OBJECTIVE To describe clinical outcomes of a paediatric population with histologically confirmed lymphocytic myocarditis.

DESIGN A retrospective review between November 1984 and February 1998.

SETTING A major paediatric tertiary care hospital.

PATIENTS 36 patients with histologically confirmed lymphocytic myocarditis.

MAIN OUTCOME MEASURES Survival, cardiac transplantation, recovery of ventricular function, and persistence of dysrhythmias.

RESULTS Freedom from death or cardiac transplantation was 86% at one month and 79% after two years. Five deaths occurred within 72 hours of admission, and one late death at 1.9 years. Extracorporeal membrane oxygenation support was used in four patients, and three patients underwent heart replacement. 34 patients were treated with intravenous corticosteroids. In the survivor/non-cardiac transplantation group (n = 29), the median follow up was 19 months (range 1.2–131.6 months), and the median period for recovery of a left ventricular ejection fraction to > 55% was 2.8 months (range 0–28 months). The mean (SD) final left ventricular ejection and shortening fractions were 66 (9)% and 34 (8)%, respectively. Two patients had residual ventricular dysfunction. No patient required antiarrhythmic treatment. All survivors reported no cardiac symptoms or restrictions in physical activity.

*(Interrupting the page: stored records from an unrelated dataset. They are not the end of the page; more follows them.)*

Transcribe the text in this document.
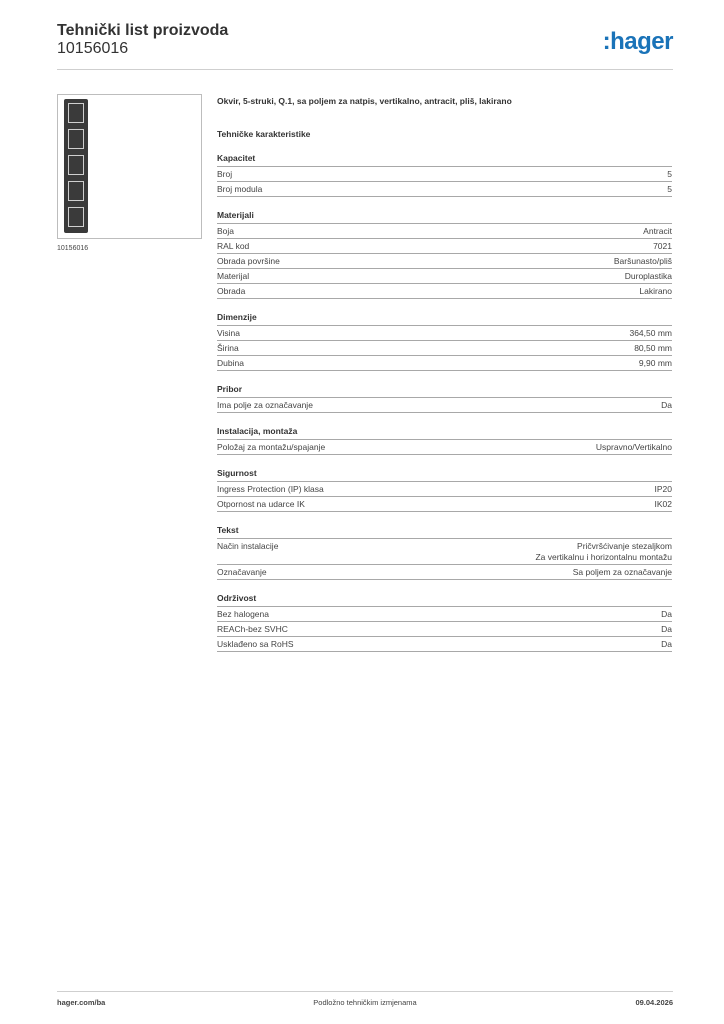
Tehnički list proizvoda
10156016	:hager
10156016
Okvir, 5-struki, Q.1, sa poljem za natpis, vertikalno, antracit, pliš, lakirano
Tehničke karakteristike
Kapacitet
Broj	5
Broj modula	5
Materijali
Boja	Antracit
RAL kod	7021
Obrada površine	Baršunasto/pliš
Materijal	Duroplastika
Obrada	Lakirano
Dimenzije
Visina	364,50 mm
Širina	80,50 mm
Dubina	9,90 mm
Pribor
Ima polje za označavanje	Da
Instalacija, montaža
Položaj za montažu/spajanje	Uspravno/Vertikalno
Sigurnost
Ingress Protection (IP) klasa	IP20
Otpornost na udarce IK	IK02
Tekst
Način instalacije	Pričvršćivanje stezaljkom
Za vertikalnu i horizontalnu montažu
Označavanje	Sa poljem za označavanje
Održivost
Bez halogena	Da
REACh-bez SVHC	Da
Usklađeno sa RoHS	Da
hager.com/ba	Podložno tehničkim izmjenama	09.04.2026
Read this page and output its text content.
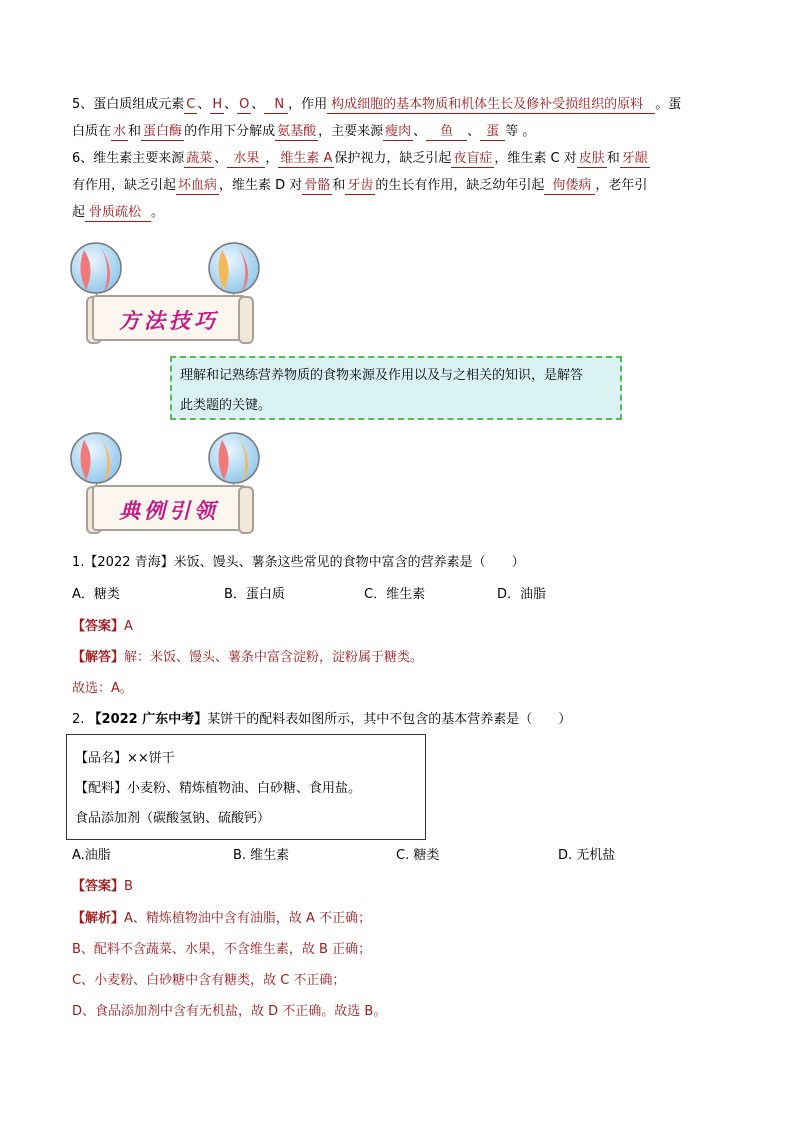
5、蛋白质组成元素 C 、 H 、 O 、 N ，作用 构成细胞的基本物质和机体生长及修补受损组织的原料 。蛋
白质在 水 和 蛋白酶 的作用下分解成 氨基酸 ，主要来源 瘦肉 、 鱼 、 蛋 等 。
6、维生素主要来源 蔬菜 、 水果 ， 维生素 A 保护视力，缺乏引起 夜盲症 ，维生素 C 对 皮肤 和 牙龈
有作用，缺乏引起 坏血病 ，维生素 D 对 骨骼 和 牙齿 的生长有作用，缺乏幼年引起 佝偻病 ，老年引
起 骨质疏松 。
方法技巧
理解和记熟练营养物质的食物来源及作用以及与之相关的知识，是解答
此类题的关键。
典例引领
1.【2022 青海】米饭、馒头、薯条这些常见的食物中富含的营养素是（　　）
A．糖类	B．蛋白质	C．维生素	D．油脂
【答案】A
【解答】解：米饭、馒头、薯条中富含淀粉，淀粉属于糖类。
故选：A。
2. 【2022 广东中考】某饼干的配料表如图所示，其中不包含的基本营养素是（　　）
【品名】××饼干
【配料】小麦粉、精炼植物油、白砂糖、食用盐。
食品添加剂（碳酸氢钠、硫酸钙）
A.油脂	B. 维生素	C. 糖类	D. 无机盐
【答案】B
【解析】A、精炼植物油中含有油脂，故 A 不正确；
B、配料不含蔬菜、水果，不含维生素，故 B 正确；
C、小麦粉、白砂糖中含有糖类，故 C 不正确；
D、食品添加剂中含有无机盐，故 D 不正确。故选 B。
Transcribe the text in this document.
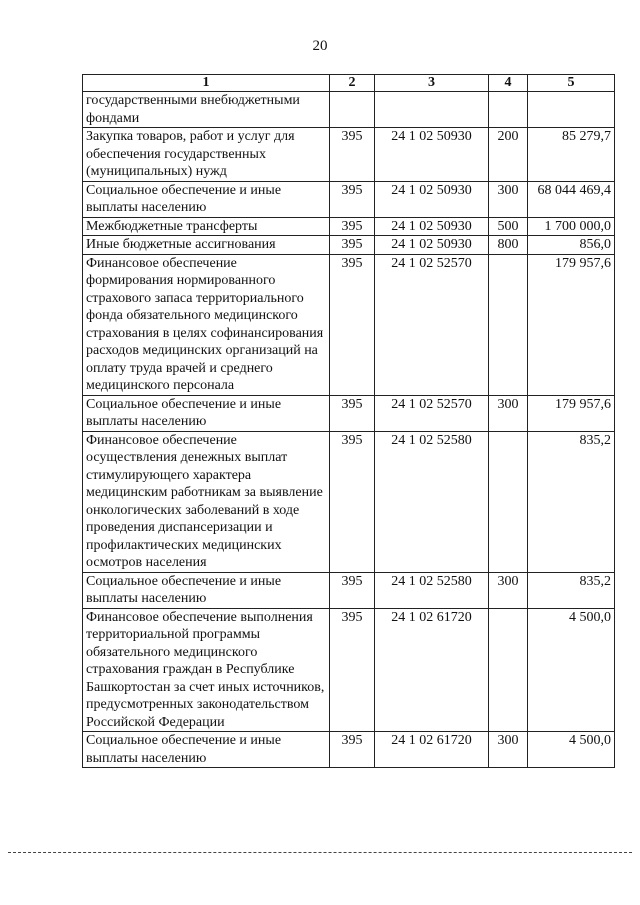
20
1	2	3	4	5
государственными внебюджетными фондами				
Закупка товаров, работ и услуг для обеспечения государственных (муниципальных) нужд	395	24 1 02 50930	200	85 279,7
Социальное обеспечение и иные выплаты населению	395	24 1 02 50930	300	68 044 469,4
Межбюджетные трансферты	395	24 1 02 50930	500	1 700 000,0
Иные бюджетные ассигнования	395	24 1 02 50930	800	856,0
Финансовое обеспечение формирования нормированного страхового запаса территориального фонда обязательного медицинского страхования в целях софинансирования расходов медицинских организаций на оплату труда врачей и среднего медицинского персонала	395	24 1 02 52570		179 957,6
Социальное обеспечение и иные выплаты населению	395	24 1 02 52570	300	179 957,6
Финансовое обеспечение осуществления денежных выплат стимулирующего характера медицинским работникам за выявление онкологических заболеваний в ходе проведения диспансеризации и профилактических медицинских осмотров населения	395	24 1 02 52580		835,2
Социальное обеспечение и иные выплаты населению	395	24 1 02 52580	300	835,2
Финансовое обеспечение выполнения территориальной программы обязательного медицинского страхования граждан в Республике Башкортостан за счет иных источников, предусмотренных законодательством Российской Федерации	395	24 1 02 61720		4 500,0
Социальное обеспечение и иные выплаты населению	395	24 1 02 61720	300	4 500,0
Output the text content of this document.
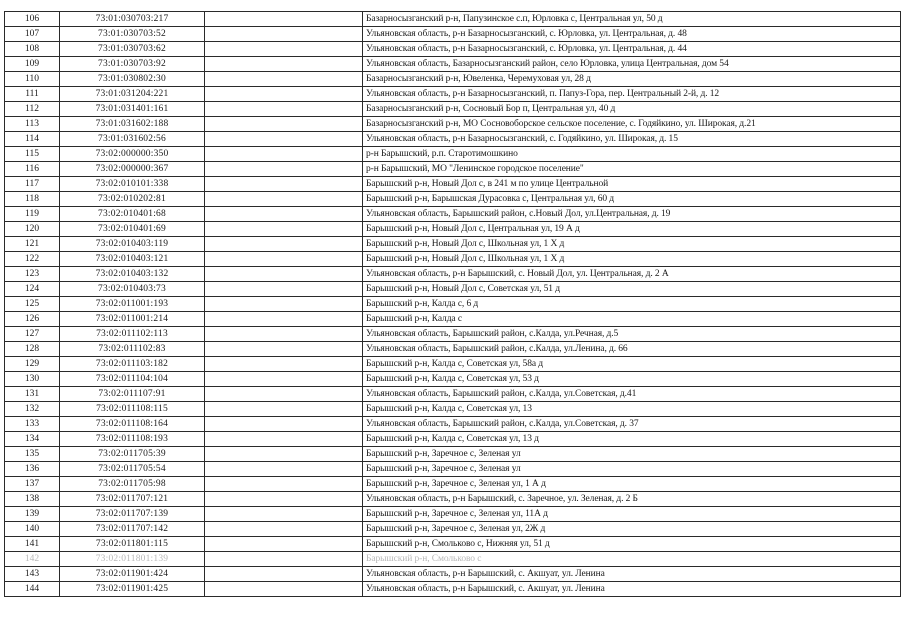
106	73:01:030703:217		Базарносызганский р-н, Папузинское с.п, Юрловка с, Центральная ул, 50 д
107	73:01:030703:52		Ульяновская область, р-н Базарносызганский, с. Юрловка, ул. Центральная, д. 48
108	73:01:030703:62		Ульяновская область, р-н Базарносызганский, с. Юрловка, ул. Центральная, д. 44
109	73:01:030703:92		Ульяновская область, Базарносызганский район, село Юрловка, улица Центральная, дом 54
110	73:01:030802:30		Базарносызганский р-н, Ювеленка, Черемуховая ул, 28 д
111	73:01:031204:221		Ульяновская область, р-н Базарносызганский, п. Папуз-Гора, пер. Центральный 2-й, д. 12
112	73:01:031401:161		Базарносызганский р-н, Сосновый Бор п, Центральная ул, 40 д
113	73:01:031602:188		Базарносызганский р-н, МО Сосновоборское сельское поселение, с. Годяйкино, ул. Широкая, д.21
114	73:01:031602:56		Ульяновская область, р-н Базарносызганский, с. Годяйкино, ул. Широкая, д. 15
115	73:02:000000:350		р-н Барышский, р.п. Старотимошкино
116	73:02:000000:367		р-н Барышский, МО "Ленинское городское поселение"
117	73:02:010101:338		Барышский р-н, Новый Дол с, в 241 м по улице Центральной
118	73:02:010202:81		Барышский р-н, Барышская Дурасовка с, Центральная ул, 60 д
119	73:02:010401:68		Ульяновская область, Барышский район, с.Новый Дол, ул.Центральная, д. 19
120	73:02:010401:69		Барышский р-н, Новый Дол с, Центральная ул, 19 А д
121	73:02:010403:119		Барышский р-н, Новый Дол с, Школьная ул, 1 Х д
122	73:02:010403:121		Барышский р-н, Новый Дол с, Школьная ул, 1 Х д
123	73:02:010403:132		Ульяновская область, р-н Барышский, с. Новый Дол, ул. Центральная, д. 2 А
124	73:02:010403:73		Барышский р-н, Новый Дол с, Советская ул, 51 д
125	73:02:011001:193		Барышский р-н, Калда с, 6 д
126	73:02:011001:214		Барышский р-н, Калда с
127	73:02:011102:113		Ульяновская область, Барышский район, с.Калда, ул.Речная, д.5
128	73:02:011102:83		Ульяновская область, Барышский район, с.Калда, ул.Ленина, д. 66
129	73:02:011103:182		Барышский р-н, Калда с, Советская ул, 58а д
130	73:02:011104:104		Барышский р-н, Калда с, Советская ул, 53 д
131	73:02:011107:91		Ульяновская область, Барышский район, с.Калда, ул.Советская, д.41
132	73:02:011108:115		Барышский р-н, Калда с, Советская ул, 13
133	73:02:011108:164		Ульяновская область, Барышский район, с.Калда, ул.Советская, д. 37
134	73:02:011108:193		Барышский р-н, Калда с, Советская ул, 13 д
135	73:02:011705:39		Барышский р-н, Заречное с, Зеленая ул
136	73:02:011705:54		Барышский р-н, Заречное с, Зеленая ул
137	73:02:011705:98		Барышский р-н, Заречное с, Зеленая ул, 1 А д
138	73:02:011707:121		Ульяновская область, р-н Барышский, с. Заречное, ул. Зеленая, д. 2 Б
139	73:02:011707:139		Барышский р-н, Заречное с, Зеленая ул, 11А д
140	73:02:011707:142		Барышский р-н, Заречное с, Зеленая ул, 2Ж д
141	73:02:011801:115		Барышский р-н, Смольково с, Нижняя ул, 51 д
142	73:02:011801:139		Барышский р-н, Смольково с
143	73:02:011901:424		Ульяновская область, р-н Барышский, с. Акшуат, ул. Ленина
144	73:02:011901:425		Ульяновская область, р-н Барышский, с. Акшуат, ул. Ленина
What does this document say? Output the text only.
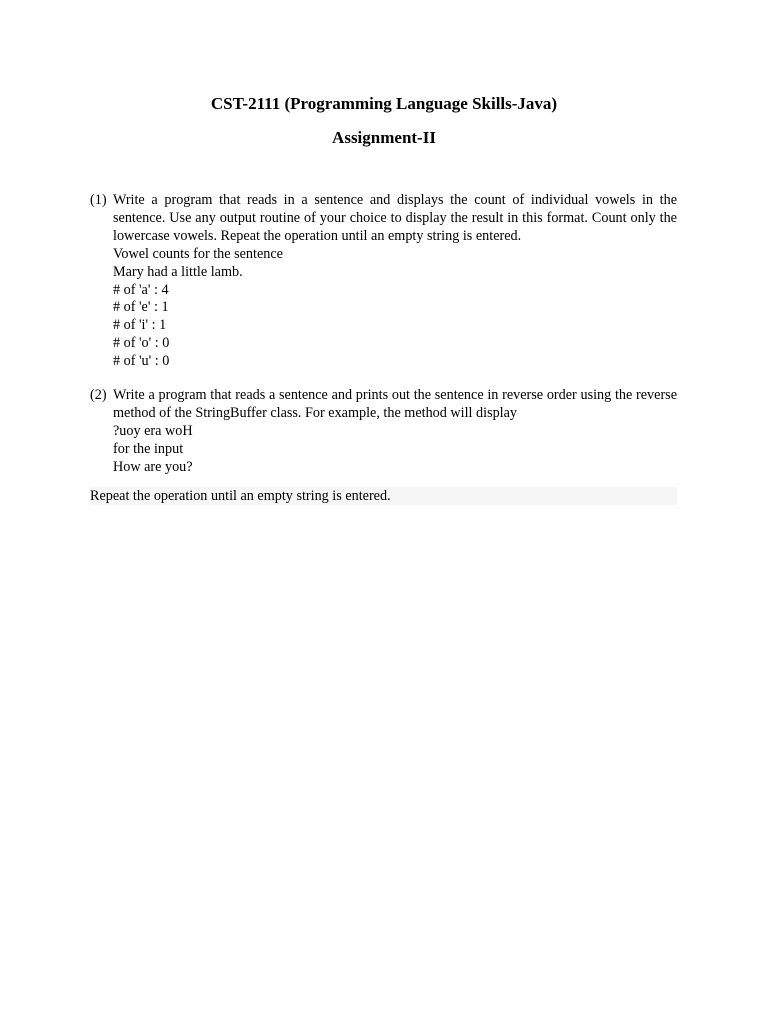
CST-2111 (Programming Language Skills-Java)
Assignment-II
(1) Write a program that reads in a sentence and displays the count of individual vowels in the sentence. Use any output routine of your choice to display the result in this format. Count only the lowercase vowels. Repeat the operation until an empty string is entered.
Vowel counts for the sentence
Mary had a little lamb.
# of 'a' : 4
# of 'e' : 1
# of 'i' : 1
# of 'o' : 0
# of 'u' : 0
(2) Write a program that reads a sentence and prints out the sentence in reverse order using the reverse method of the StringBuffer class. For example, the method will display
?uoy era woH
for the input
How are you?
Repeat the operation until an empty string is entered.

CONCLUSIONS Our experience documents good outcomes in paediatric patients presenting with acute heart failure secondary to acute lymphocytic myocarditis treated with immunosuppression. Excellent survival and recovery of ventricular function, with the absence of significant arrhythmias, continued cardiac medications, or restrictions in physical activity were the normal outcomes.